Many scenarios about how Major League Baseball returns have been discussed.
One of those scenarios have teams returning to their spring training sites in Arizona and Florida and playing the season in those two locations. Alonso says he's all for anything that gets the players back on the field safely.
"These are very strange and unprecedented times and whatever the league and I guess officials, whatever they can do, because without the government officials giving the thumbs up or the green light, it's going to be difficult to have a season," the all-star said.
"I guess we need things to kind of die down and we need to keep waiting as long as possible because ultimately people need to be safe. But also on the on the flip side of that coin, we want to play."
Shining a light on heroes
During this free time Alonso and his fiance Haley have started a foundation, Homers 4 Heroes. Its mission is to recognize the outstanding work of our heroes and inspire others to be a hero in others' lives.
"So many people have impacted me and changed my life for the better," he said. "There's been so many people in my life that I'm forever grateful for. There's not just people in individual lives, but there's people that work day in and day out and work either thankless jobs or do something so, so extraordinary to help the greater good and those people are typically like in the shadows or not in the limelight.

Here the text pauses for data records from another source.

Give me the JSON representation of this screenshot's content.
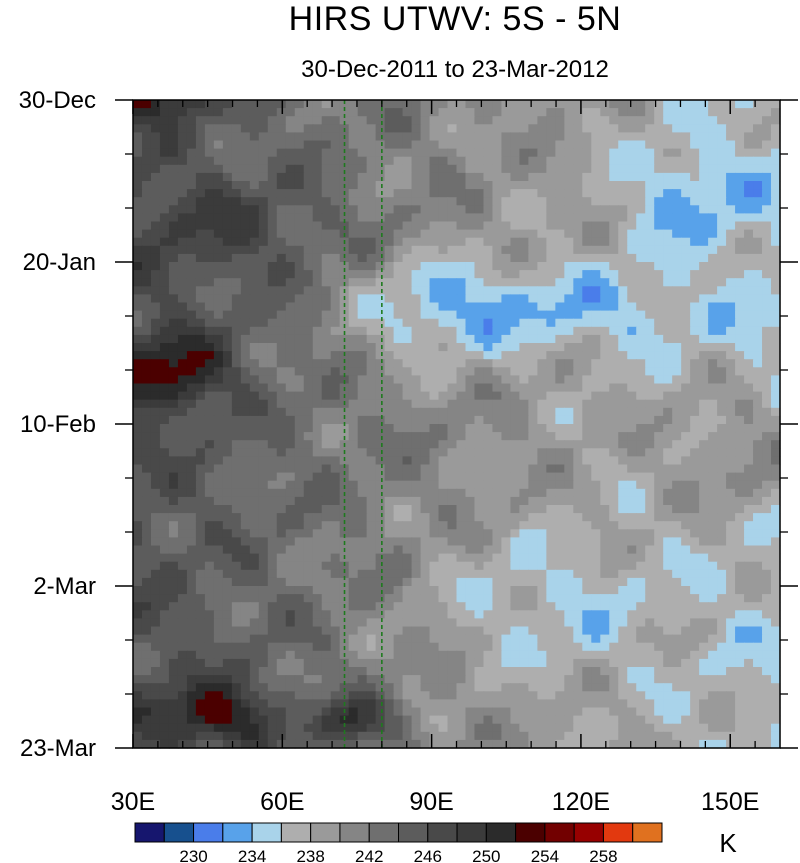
{
  "title": "HIRS UTWV: 5S - 5N",
  "subtitle": "30-Dec-2011 to 23-Mar-2012",
  "chart_data": {
    "type": "heatmap",
    "xlim": [
      30,
      160
    ],
    "x_ticks": [
      {
        "value": 30,
        "label": "30E"
      },
      {
        "value": 60,
        "label": "60E"
      },
      {
        "value": 90,
        "label": "90E"
      },
      {
        "value": 120,
        "label": "120E"
      },
      {
        "value": 150,
        "label": "150E"
      }
    ],
    "ylim": [
      "2011-12-30",
      "2012-03-23"
    ],
    "y_ticks": [
      {
        "value": "2011-12-30",
        "label": "30-Dec"
      },
      {
        "value": "2012-01-20",
        "label": "20-Jan"
      },
      {
        "value": "2012-02-10",
        "label": "10-Feb"
      },
      {
        "value": "2012-03-02",
        "label": "2-Mar"
      },
      {
        "value": "2012-03-23",
        "label": "23-Mar"
      }
    ],
    "reference_lines_lon": [
      72.5,
      80
    ],
    "colorbar": {
      "unit": "K",
      "levels": [
        228,
        230,
        232,
        234,
        236,
        238,
        240,
        242,
        244,
        246,
        248,
        250,
        252,
        254,
        256,
        258,
        260
      ],
      "labels": [
        "230",
        "234",
        "238",
        "242",
        "246",
        "250",
        "254",
        "258"
      ],
      "colors": [
        "#16166e",
        "#17508e",
        "#4a7dea",
        "#58a2ea",
        "#a9d3ea",
        "#aeaeae",
        "#9a9a9a",
        "#858585",
        "#6f6f6f",
        "#5c5c5c",
        "#494949",
        "#3b3b3b",
        "#2b2b2b",
        "#4b0000",
        "#720000",
        "#970000",
        "#e2390f",
        "#e0711f"
      ]
    }
  }
}
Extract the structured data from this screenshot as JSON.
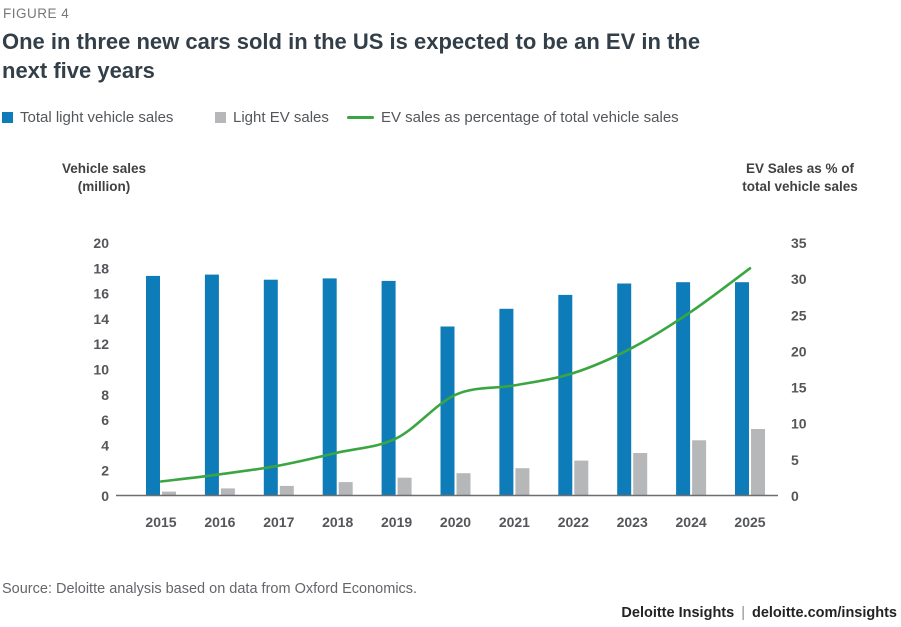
{
  "figure_label": "FIGURE 4",
  "title_lines": [
    "One in three new cars sold in the US is expected to be an EV in the",
    "next five years"
  ],
  "legend": {
    "items": [
      {
        "label": "Total light vehicle sales",
        "swatch": "blue-square"
      },
      {
        "label": "Light EV sales",
        "swatch": "gray-square"
      },
      {
        "label": "EV sales as percentage of total vehicle sales",
        "swatch": "green-line"
      }
    ]
  },
  "colors": {
    "total_sales_blue": "#0e7cb8",
    "ev_sales_gray": "#b6b7b8",
    "ev_pct_green": "#3aa642",
    "axis_line": "#6d6e71",
    "title_text": "#333f48",
    "body_text": "#53565a"
  },
  "chart_data": {
    "type": "combo-bar-line",
    "categories": [
      "2015",
      "2016",
      "2017",
      "2018",
      "2019",
      "2020",
      "2021",
      "2022",
      "2023",
      "2024",
      "2025"
    ],
    "series": [
      {
        "name": "Total light vehicle sales",
        "type": "bar",
        "axis": "left",
        "color": "#0e7cb8",
        "values": [
          17.4,
          17.5,
          17.1,
          17.2,
          17.0,
          13.4,
          14.8,
          15.9,
          16.8,
          16.9,
          16.9
        ]
      },
      {
        "name": "Light EV sales",
        "type": "bar",
        "axis": "left",
        "color": "#b6b7b8",
        "values": [
          0.35,
          0.6,
          0.8,
          1.1,
          1.45,
          1.8,
          2.2,
          2.8,
          3.4,
          4.4,
          5.3
        ]
      },
      {
        "name": "EV sales as percentage of total vehicle sales",
        "type": "line",
        "axis": "right",
        "color": "#3aa642",
        "values": [
          2.0,
          3.0,
          4.2,
          6.0,
          8.0,
          14.0,
          15.3,
          17.0,
          20.5,
          25.5,
          31.5
        ]
      }
    ],
    "left_axis": {
      "title_lines": [
        "Vehicle sales",
        "(million)"
      ],
      "range": [
        0,
        20
      ],
      "ticks": [
        0,
        2,
        4,
        6,
        8,
        10,
        12,
        14,
        16,
        18,
        20
      ]
    },
    "right_axis": {
      "title_lines": [
        "EV Sales as % of",
        "total vehicle sales"
      ],
      "range": [
        0,
        35
      ],
      "ticks": [
        0,
        5,
        10,
        15,
        20,
        25,
        30,
        35
      ]
    },
    "grid": false,
    "legend_position": "top"
  },
  "source": "Source: Deloitte analysis based on data from Oxford Economics.",
  "footer": {
    "brand": "Deloitte Insights",
    "separator": "|",
    "link": "deloitte.com/insights"
  }
}
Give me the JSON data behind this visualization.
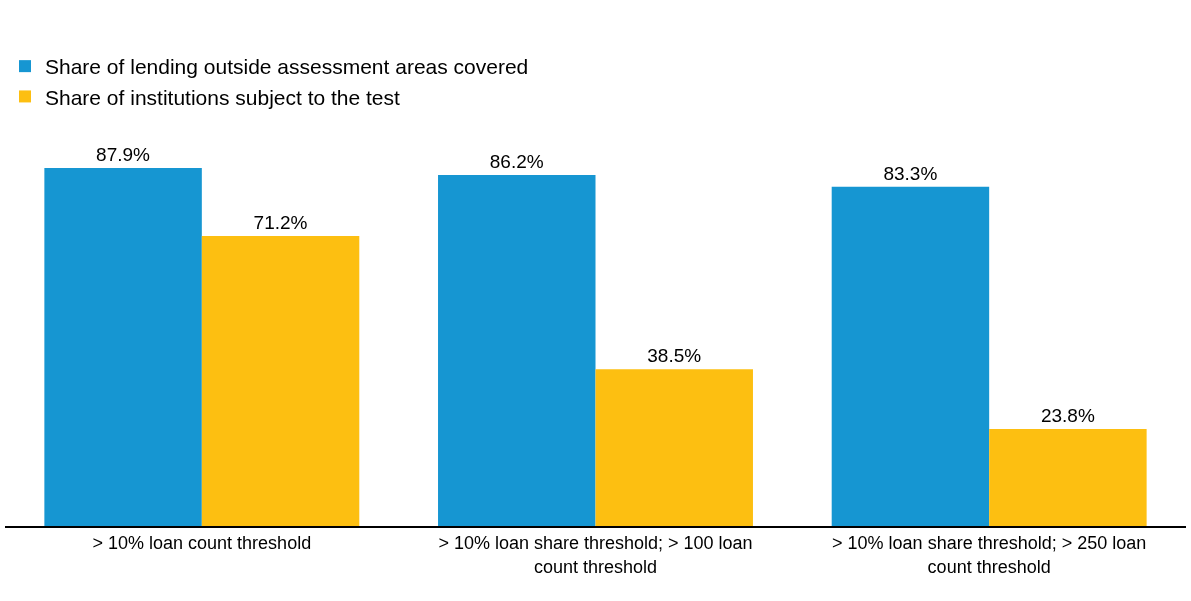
{
  "chart_data": {
    "type": "bar",
    "categories": [
      "> 10% loan count threshold",
      "> 10% loan share threshold; > 100 loan count threshold",
      "> 10% loan share threshold; > 250 loan count threshold"
    ],
    "series": [
      {
        "name": "Share of lending outside assessment areas covered",
        "color": "#1696d2",
        "values": [
          87.9,
          86.2,
          83.3
        ],
        "value_labels": [
          "87.9%",
          "86.2%",
          "83.3%"
        ]
      },
      {
        "name": "Share of institutions subject to the test",
        "color": "#fdbf11",
        "values": [
          71.2,
          38.5,
          23.8
        ],
        "value_labels": [
          "71.2%",
          "38.5%",
          "23.8%"
        ]
      }
    ],
    "legend": "top left"
  }
}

"And for those people who are going above and beyond their call of duty, we want to recognize those people."
Home runs from home
Even though Alonso can't step up to home plate to face live pitching right now, he is still staying ready thanks to virtual reality.
"Any pitcher in the big leagues, I get to see what their stuff looks like," he said. "So the system uses actual game data and video footage. So it's pretty darn accurate. It's the sequences, the location, how stuff moves, the release point. It's really amazing technology.
"I've been seeing a lot of guys that I would face during the regular season."
Asked how real the 'Win Reality' simulator feels in relation to the actual game, Alonso gave it an 8.5 out of 10.